RES IPSA ONLINE • FALL 2009
SIDEBAR:
Community Law Project
An Opportunity to Change Lives, Gain Real-World Experience

The challenges facing those who have no access to housing, medical care, or legal assistance often are overwhelming. Complicating the issue is the fact that there aren’t nearly enough resources in the community to assist all those who need help.

California Western created the Community Law Project to address this growing gap while providing law students a unique opportunity to develop legal and life skills they could never acquire in the classroom. Professor Linda Morton and Professor Kenneth Klein, at the time pro bono director for a local law firm, helped create the project in 2004.

The project serves as the legal assistance arm of the UCSD Student-Run Free Clinic Project. The clinic, which has provided health care services to thousands of San Diegans in need, was started in the 1990s by Ellen Beck, M.D, Clinical Professor in the Department of Family and Preventive Medicine at UCSD, along with students at the UCSD School of Medicine. Housed at the First Lutheran Church near the California Western campus, the project is operated in partnership with the church’s Third Avenue Charitable Organization (TACO) and several other local social service organizations.

“Every Monday night we provide a one-stop clinic where people can have many of their health, legal, and social service needs taken care of. And that’s appropriate because these kinds of issues are almost always intertwined and require a comprehensive, collaborative approach to solve,” says Anaheeta Z. Kolah ’04, a volunteer who has donated thousands of hours serving as Executive Director.
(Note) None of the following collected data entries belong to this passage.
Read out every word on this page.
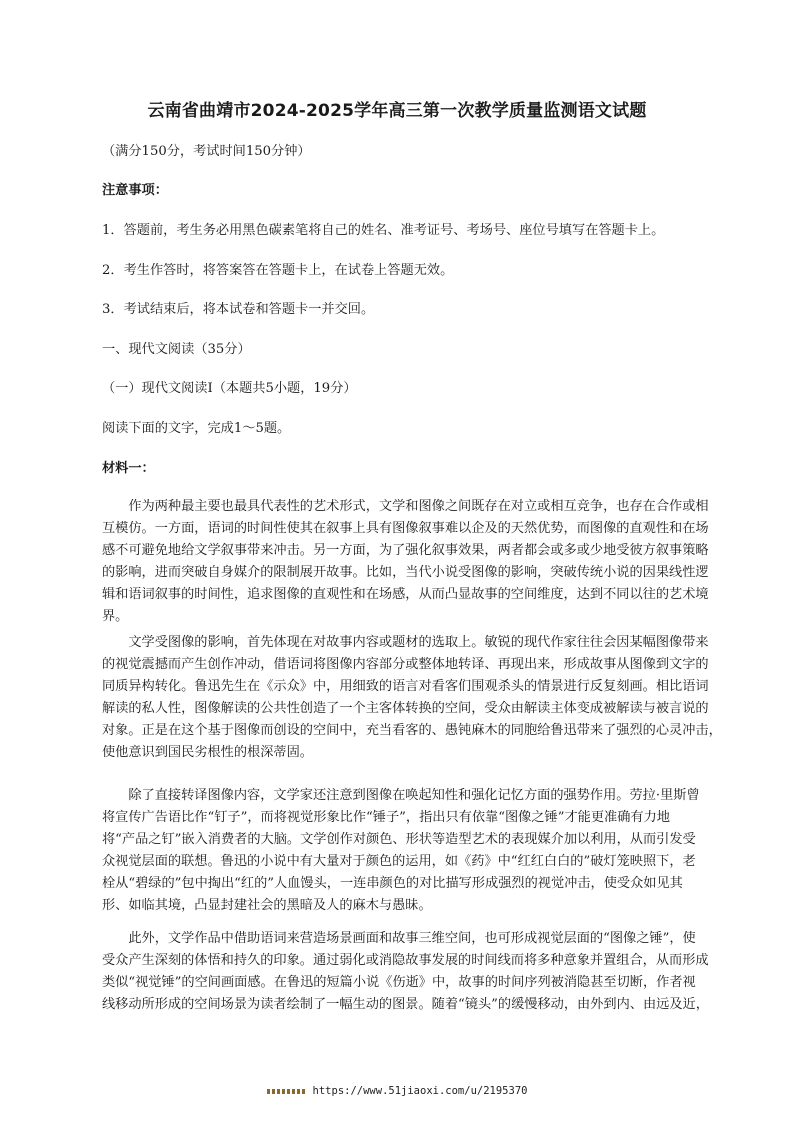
云南省曲靖市2024-2025学年高三第一次教学质量监测语文试题
（满分150分，考试时间150分钟）
注意事项：
1．答题前，考生务必用黑色碳素笔将自己的姓名、准考证号、考场号、座位号填写在答题卡上。
2．考生作答时，将答案答在答题卡上，在试卷上答题无效。
3．考试结束后，将本试卷和答题卡一并交回。
一、现代文阅读（35分）
（一）现代文阅读Ⅰ（本题共5小题，19分）
阅读下面的文字，完成1～5题。
材料一：
　　作为两种最主要也最具代表性的艺术形式，文学和图像之间既存在对立或相互竞争，也存在合作或相
互模仿。一方面，语词的时间性使其在叙事上具有图像叙事难以企及的天然优势，而图像的直观性和在场
感不可避免地给文学叙事带来冲击。另一方面，为了强化叙事效果，两者都会或多或少地受彼方叙事策略
的影响，进而突破自身媒介的限制展开故事。比如，当代小说受图像的影响，突破传统小说的因果线性逻
辑和语词叙事的时间性，追求图像的直观性和在场感，从而凸显故事的空间维度，达到不同以往的艺术境
界。
　　文学受图像的影响，首先体现在对故事内容或题材的选取上。敏锐的现代作家往往会因某幅图像带来
的视觉震撼而产生创作冲动，借语词将图像内容部分或整体地转译、再现出来，形成故事从图像到文字的
同质异构转化。鲁迅先生在《示众》中，用细致的语言对看客们围观杀头的情景进行反复刻画。相比语词
解读的私人性，图像解读的公共性创造了一个主客体转换的空间，受众由解读主体变成被解读与被言说的
对象。正是在这个基于图像而创设的空间中，充当看客的、愚钝麻木的同胞给鲁迅带来了强烈的心灵冲击，
使他意识到国民劣根性的根深蒂固。
　　除了直接转译图像内容，文学家还注意到图像在唤起知性和强化记忆方面的强势作用。劳拉·里斯曾
将宣传广告语比作“钉子”，而将视觉形象比作“锤子”，指出只有依靠“图像之锤”才能更准确有力地
将“产品之钉”嵌入消费者的大脑。文学创作对颜色、形状等造型艺术的表现媒介加以利用，从而引发受
众视觉层面的联想。鲁迅的小说中有大量对于颜色的运用，如《药》中“红红白白的”破灯笼映照下，老
栓从“碧绿的”包中掏出“红的”人血馒头，一连串颜色的对比描写形成强烈的视觉冲击，使受众如见其
形、如临其境，凸显封建社会的黑暗及人的麻木与愚昧。
　　此外，文学作品中借助语词来营造场景画面和故事三维空间，也可形成视觉层面的“图像之锤”，使
受众产生深刻的体悟和持久的印象。通过弱化或消隐故事发展的时间线而将多种意象并置组合，从而形成
类似“视觉锤”的空间画面感。在鲁迅的短篇小说《伤逝》中，故事的时间序列被消隐甚至切断，作者视
线移动所形成的空间场景为读者绘制了一幅生动的图景。随着“镜头”的缓慢移动，由外到内、由远及近，
https://www.51jiaoxi.com/u/2195370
Case in point: a homeless immigrant with a psychiatric illness was in dire need of kidney surgery. Unfortunately, he had no identification of any kind. In a classic Catch-22, he wasn’t even allowed to enter government buildings to apply for i.d. because he couldn’t show an i.d. to the guards. Finally, a kindly guard took a chance and let the man and a project team in and he was able to obtain i.d. Even so, it took months to fight through layers of bureaucratic red tape, but eventually a green card was obtained, as was eligibility for temporary county medical insurance that would cover the operation’s cost.

“The project is really an exciting and fulfilling environment for our law students, almost like working in an emergency room,” Kolah says. “After a two-hour training I put the students to work immediately interviewing clients, researching legal issues, and assisting our wonderful volunteer attorneys. They come out of the experience changed individuals because they’ve seen on a very personal level what it means to help people who have put their trust - and lives, really, in their hands.”